A“Is Johnny Bohannon home?”  She stated, “No.”  I stated, “Well, who is the man in the house with you?” She told me that there was no man in the house with her, [that] it was her son.

 

QWhat did you do?

 

AAgain I asked her who was the man in the house with her.  She again was telling me there was no man in the house.  I saw the defendant peek his head out from the interior opening to look out to see what was going on.

 

....

 

QAfter you saw Mr. Bohannon inside the house, what did you do?

 

AAfter he looked, I believe he saw me, that I recognized him, and he pulled back into the house.* I immediately went into the house after him.

 

* The officer later explained that he “recognized” Bohannon as “being a man, not a boy,” and that he had not seen Bohannon before.

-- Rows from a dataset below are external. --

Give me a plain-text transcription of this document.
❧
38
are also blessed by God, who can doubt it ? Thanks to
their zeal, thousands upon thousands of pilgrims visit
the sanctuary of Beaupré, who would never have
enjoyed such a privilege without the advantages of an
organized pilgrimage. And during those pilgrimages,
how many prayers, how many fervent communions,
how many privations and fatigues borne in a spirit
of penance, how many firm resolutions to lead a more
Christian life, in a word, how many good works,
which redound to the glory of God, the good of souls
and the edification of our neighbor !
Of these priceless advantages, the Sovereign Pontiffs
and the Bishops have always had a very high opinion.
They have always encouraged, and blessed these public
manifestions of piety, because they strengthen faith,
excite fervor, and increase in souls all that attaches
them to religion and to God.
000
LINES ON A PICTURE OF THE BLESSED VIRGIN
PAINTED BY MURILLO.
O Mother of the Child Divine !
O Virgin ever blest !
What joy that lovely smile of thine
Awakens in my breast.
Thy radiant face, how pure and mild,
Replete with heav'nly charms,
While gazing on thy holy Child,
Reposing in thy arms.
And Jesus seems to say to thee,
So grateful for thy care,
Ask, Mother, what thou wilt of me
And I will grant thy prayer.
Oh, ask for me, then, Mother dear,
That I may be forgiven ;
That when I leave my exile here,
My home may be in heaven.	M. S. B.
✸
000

     [3]  After the jury returned its verdict, Bohannon renewed his motion to suppress the warrantless arrest.  No new arguments were presented, however.

     [4]  We again remind Bohannon's counsel that it was his responsibility to ensure that the appellate record contains the material necessary to analyze the issue he raises. 

     [5]  Significantly, the trial court imposed as a condition of Bohannon's probation that he not only undergo “alcohol and drug assessment” and treatment, but that he also “complete a course in anger management.”